São justamente os usuários que não tem acesso à banda larga fixa, e limitam-se ao uso de redes móveis com limite de franquia de dados, que devem enfrentar maiores dificuldades no acesso à Internet. Sem conexão fixa, ficam limitados ao acesso móvel e, muitas vezes, têm o serviço interrompido ao atingir o limite da franquia. O que aparenta ser, a princípio, um problema tecnológico, torna-se facilmente uma agrura social. Por isso, a Coalizão Direitos na rede, da qual o IP.rec faz parte, já se posicionou quanto às restrições de navegação impostas pelo modelo de franquia de dados, especialmente na banda larga móvel, inclusive no tocante ao acesso a serviços de telemedicina.  

Desse modo, há uma problemática que é válida levantar, quanto a prática de  zero rating e a relação da disseminação de notícias por aplicativos de troca de mensagens, como o Whatsapp. Impossibilitados de acessar a Internet aberta, porém com acesso zero rated ao aplicativo de mensagens, muitos usuários são privados de verificar informações que chegam através deste, propiciando a disseminação de notícias falsas. Recentemente, o IP.rec publicou uma nota específica sobre o tema e apresentou boas práticas para evitar a propagação de desinformação

É, portanto, fundamental que se compreenda que os debates caminham juntos, desde privacidade até a preocupação de que a prática do zero rating possibilite a criação de uma zona de desinformação, mas ainda seja assunto em discussão sobre acesso a serviços de saúde e educação, por exemplo.
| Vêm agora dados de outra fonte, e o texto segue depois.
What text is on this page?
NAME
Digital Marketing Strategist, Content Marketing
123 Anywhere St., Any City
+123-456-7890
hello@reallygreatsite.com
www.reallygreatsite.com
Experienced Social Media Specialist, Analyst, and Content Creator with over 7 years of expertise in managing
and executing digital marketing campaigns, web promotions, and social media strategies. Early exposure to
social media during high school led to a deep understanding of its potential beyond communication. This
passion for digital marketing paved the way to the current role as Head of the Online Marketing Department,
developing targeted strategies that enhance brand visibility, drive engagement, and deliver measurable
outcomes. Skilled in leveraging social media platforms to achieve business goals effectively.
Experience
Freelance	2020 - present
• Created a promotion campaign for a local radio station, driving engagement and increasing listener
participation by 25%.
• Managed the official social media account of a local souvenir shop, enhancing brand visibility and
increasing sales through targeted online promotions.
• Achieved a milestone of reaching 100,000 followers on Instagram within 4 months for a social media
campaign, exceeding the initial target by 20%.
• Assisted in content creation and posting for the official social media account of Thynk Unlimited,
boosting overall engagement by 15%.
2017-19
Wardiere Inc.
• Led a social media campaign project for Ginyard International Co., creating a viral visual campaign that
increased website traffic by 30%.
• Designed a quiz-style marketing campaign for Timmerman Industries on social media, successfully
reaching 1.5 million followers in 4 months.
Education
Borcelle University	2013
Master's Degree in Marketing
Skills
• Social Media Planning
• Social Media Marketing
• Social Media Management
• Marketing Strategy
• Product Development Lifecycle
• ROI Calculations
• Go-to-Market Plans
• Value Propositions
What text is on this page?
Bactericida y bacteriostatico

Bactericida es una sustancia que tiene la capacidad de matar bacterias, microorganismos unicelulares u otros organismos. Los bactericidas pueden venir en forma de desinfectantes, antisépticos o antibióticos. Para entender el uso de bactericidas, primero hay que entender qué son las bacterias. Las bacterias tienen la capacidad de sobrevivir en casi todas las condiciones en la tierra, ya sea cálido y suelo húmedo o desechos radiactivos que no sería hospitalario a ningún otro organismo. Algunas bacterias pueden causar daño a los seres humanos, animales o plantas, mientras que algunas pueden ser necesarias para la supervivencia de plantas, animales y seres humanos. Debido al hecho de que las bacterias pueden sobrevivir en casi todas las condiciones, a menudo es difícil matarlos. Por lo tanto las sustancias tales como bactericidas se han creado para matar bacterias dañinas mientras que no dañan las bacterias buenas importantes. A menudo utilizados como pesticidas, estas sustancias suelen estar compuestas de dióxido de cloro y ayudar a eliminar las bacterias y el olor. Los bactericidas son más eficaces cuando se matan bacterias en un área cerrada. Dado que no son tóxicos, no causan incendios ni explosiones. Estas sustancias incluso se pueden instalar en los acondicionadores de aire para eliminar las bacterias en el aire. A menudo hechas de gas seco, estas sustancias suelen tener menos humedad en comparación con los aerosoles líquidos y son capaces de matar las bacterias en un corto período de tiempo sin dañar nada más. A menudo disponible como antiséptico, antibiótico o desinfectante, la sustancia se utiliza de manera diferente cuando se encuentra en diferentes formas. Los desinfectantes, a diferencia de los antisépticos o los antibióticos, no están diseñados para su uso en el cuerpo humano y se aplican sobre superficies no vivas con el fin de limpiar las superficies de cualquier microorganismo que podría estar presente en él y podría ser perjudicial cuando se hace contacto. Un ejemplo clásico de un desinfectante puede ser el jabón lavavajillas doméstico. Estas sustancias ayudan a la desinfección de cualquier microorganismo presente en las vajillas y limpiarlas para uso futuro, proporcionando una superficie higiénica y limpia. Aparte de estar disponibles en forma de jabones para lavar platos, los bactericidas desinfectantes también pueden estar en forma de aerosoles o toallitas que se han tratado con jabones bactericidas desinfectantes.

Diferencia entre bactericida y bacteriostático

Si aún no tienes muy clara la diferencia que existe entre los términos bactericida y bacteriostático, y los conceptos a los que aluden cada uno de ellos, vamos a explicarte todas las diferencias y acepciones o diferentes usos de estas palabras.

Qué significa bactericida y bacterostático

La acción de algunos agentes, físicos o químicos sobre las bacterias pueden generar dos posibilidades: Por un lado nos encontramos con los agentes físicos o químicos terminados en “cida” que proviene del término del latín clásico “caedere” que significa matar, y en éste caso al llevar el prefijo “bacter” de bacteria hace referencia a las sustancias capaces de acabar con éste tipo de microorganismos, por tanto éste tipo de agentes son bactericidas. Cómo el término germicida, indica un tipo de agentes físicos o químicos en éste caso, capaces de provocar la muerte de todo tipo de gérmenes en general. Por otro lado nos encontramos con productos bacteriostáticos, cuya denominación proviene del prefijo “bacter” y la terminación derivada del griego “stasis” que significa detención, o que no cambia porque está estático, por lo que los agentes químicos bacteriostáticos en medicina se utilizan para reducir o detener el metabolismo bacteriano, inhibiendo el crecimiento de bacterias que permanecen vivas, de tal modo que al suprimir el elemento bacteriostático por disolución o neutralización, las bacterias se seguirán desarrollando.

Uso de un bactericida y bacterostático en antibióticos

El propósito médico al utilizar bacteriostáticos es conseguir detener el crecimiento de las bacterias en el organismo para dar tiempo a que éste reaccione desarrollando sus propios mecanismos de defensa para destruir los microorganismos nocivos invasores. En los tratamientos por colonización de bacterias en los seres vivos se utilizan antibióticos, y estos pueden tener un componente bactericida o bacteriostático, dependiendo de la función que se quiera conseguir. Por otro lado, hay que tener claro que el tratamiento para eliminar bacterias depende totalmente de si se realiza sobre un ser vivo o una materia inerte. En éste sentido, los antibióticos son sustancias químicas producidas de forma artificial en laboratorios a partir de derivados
Sendo assim, o IP.rec tem o intuito reafirmar o importante papel da Internet em um período excepcional como esse, para que se compreenda que um cenário de exceção, como é o da pandemia, não signifique perda de direitos. A prestação de serviços essenciais escancara a desigualdade social presente também no acesso à Internet, inclusive com uma preocupação de que esta tenha qualidade e estrutura para tais demandas.